BEST TUTORIAL EVER! :):):)

Dar said...

This looks like a wonderful tutorial for lined drawstring bags. Thanks for all your great pictures. I just found it a little late for this Christmas, but I hope to try it before next Christmas. lol

Brenda W said...

Precious bags! Have a question regarding the exterior main fabric. Tutorial says to cut (1) 9”x22” strip
- Subcut into (2) 9”x10.5” pieces* How do you cut 9" x 22" if fat quarter is only 18"x 21"?
Thank you!

Brenda W said...

Question re exterior main fabric cut - fat quarter is 18"x21" and directions say to cut (2) 9" x 22" strips. So I need to piece the strip? Please clarify!

Jeni Baker said...

They should all read 21", will update.

Jeni Baker said...

They should all read 21", will update. You don't need to piece the strip.

Eve said...

Thank you so, so much! I just made a bag and it looks INCREDIBLE!

Inguna said...

Thanks so much for the idea and perfect tutorial. It helped my daughter to do her first sewing project on her own!

Barbara Chan said...

Thanks for your well written and illustrated tutorial. Am I correct that the drawstrings, when pulled from opposite ends, closes the bag? I've been looking for such a construction because I have a small antique Japanese bag whose drawstrings work that way. In addition, it has 2 other opposite drawstring pulls that open the bag when tugged! I would love to figure out how that type of construction works.

Jeni Baker said...

That's right! When you pull both strings it closes the bag.

Florence said...

Thank you for this great tutorial !

Unknown said...

These are beautiful!

Unknown said...

I am new to sowing and I have found the tutorial really helpful so I can make the bags to put gifts in.

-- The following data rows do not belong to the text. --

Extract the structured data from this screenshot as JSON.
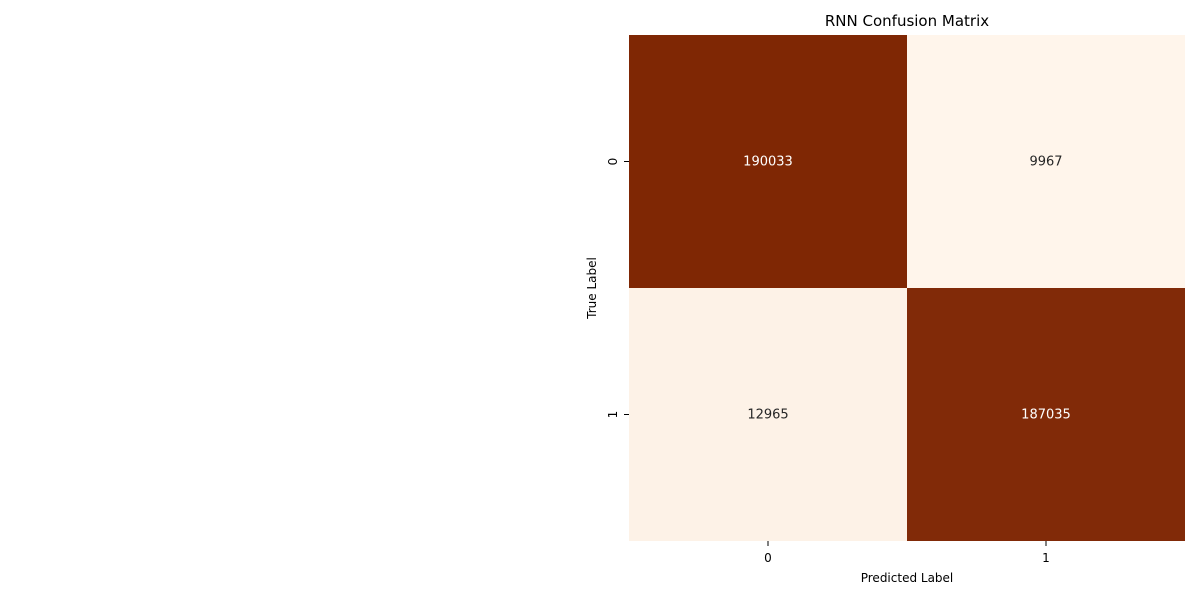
{
  "chart_data": {
    "type": "heatmap",
    "title": "RNN Confusion Matrix",
    "xlabel": "Predicted Label",
    "ylabel": "True Label",
    "x_categories": [
      "0",
      "1"
    ],
    "y_categories": [
      "0",
      "1"
    ],
    "values": [
      [
        190033,
        9967
      ],
      [
        12965,
        187035
      ]
    ],
    "colormap": {
      "name": "Oranges",
      "low": "#fff5eb",
      "high": "#7f2704"
    },
    "colorbar": false,
    "grid": false,
    "legend": "none"
  }
}
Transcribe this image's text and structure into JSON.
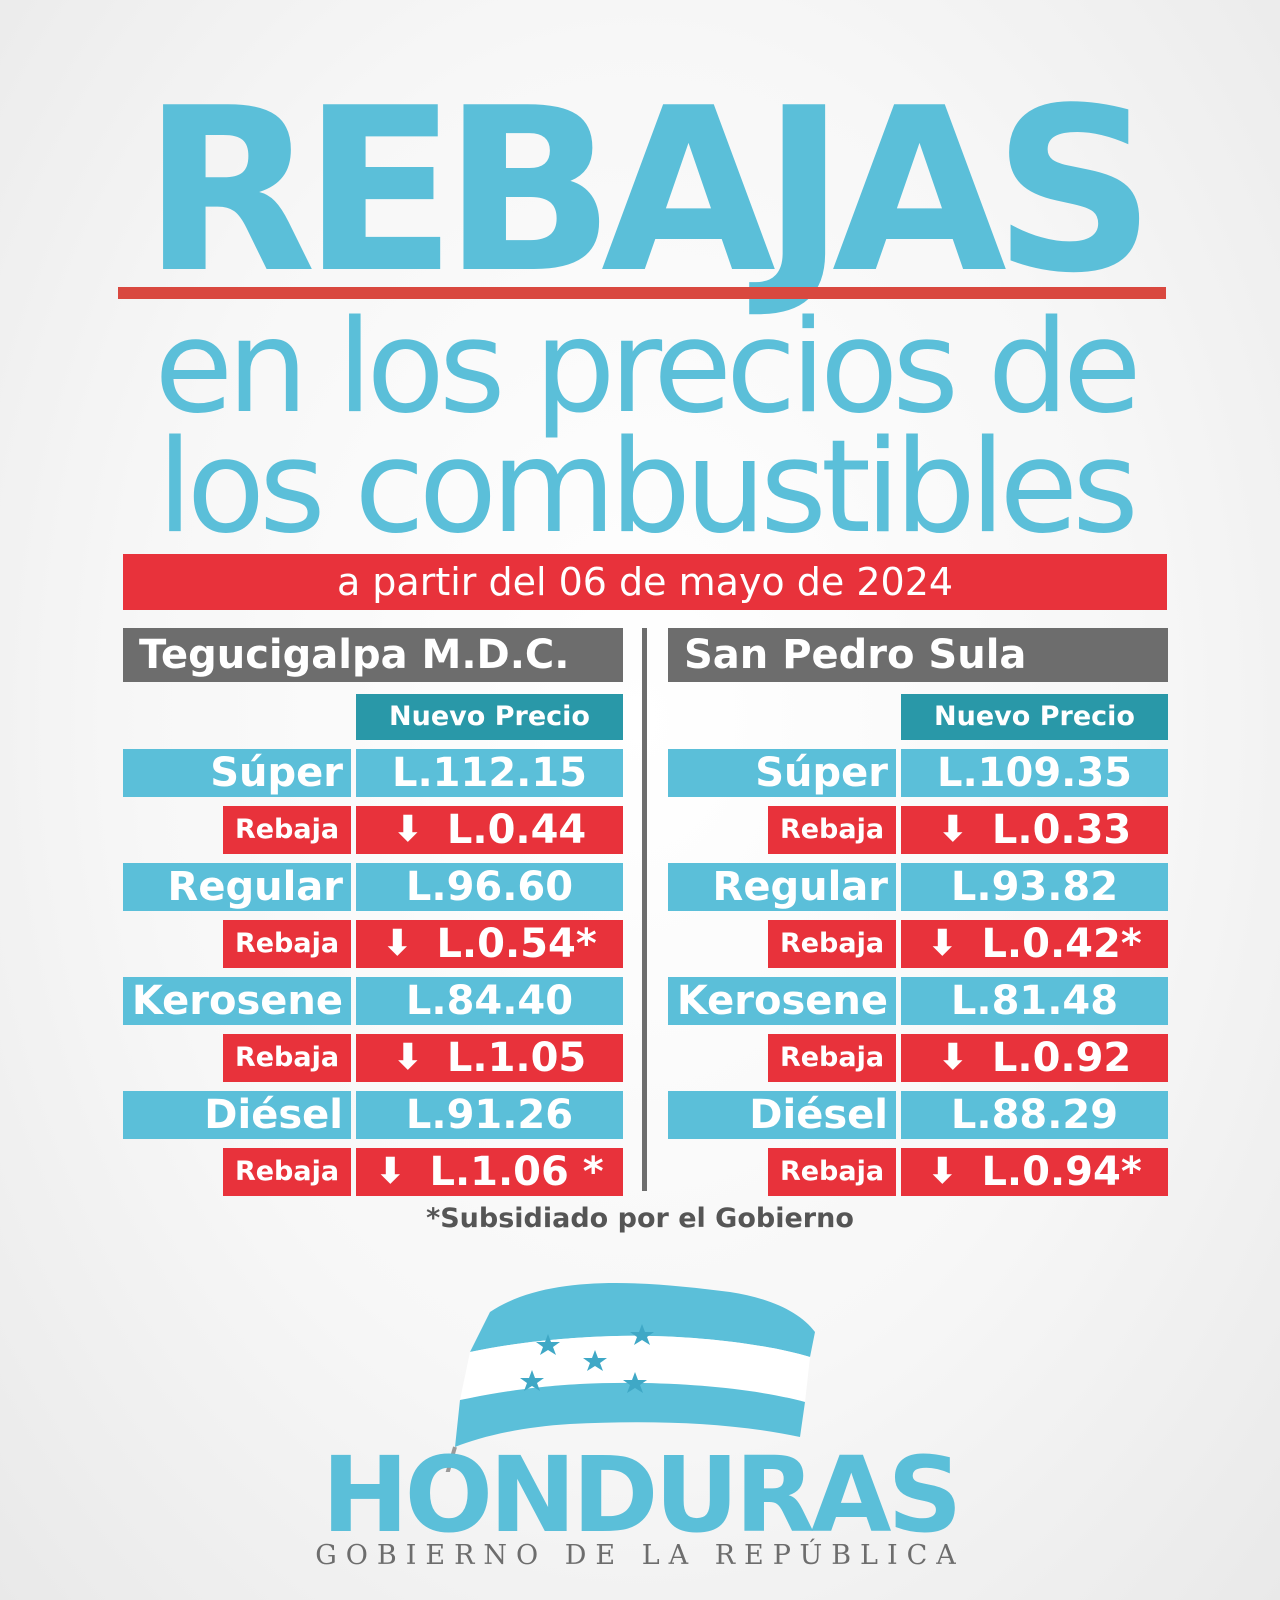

Thank you.

Unknown said...

Thank you for this easy to follow patter. I just completed one and am in love with it. Will be doing more for all my knitting & crochet projects.

clutch purse said...

It's good tutorial.

Eve said...

I've made so many of these bags! I bought the pattern so I can make smaller dice bags for my D&D group. The bag in this pattern is SO useful. One bag holds all my embroidery floss, one holds all my washi tape, one holds small things when I travel, and so many more have held gifts given to friends. I LOVE that there are no exposed seams in the end, so no fraying. My edges never quite match up perfectly, but it doesn't matter. These are the best bags!

Anonymous said...

Awesome pattern. Very simple with great instructions. Will be making plenty more in different sizes!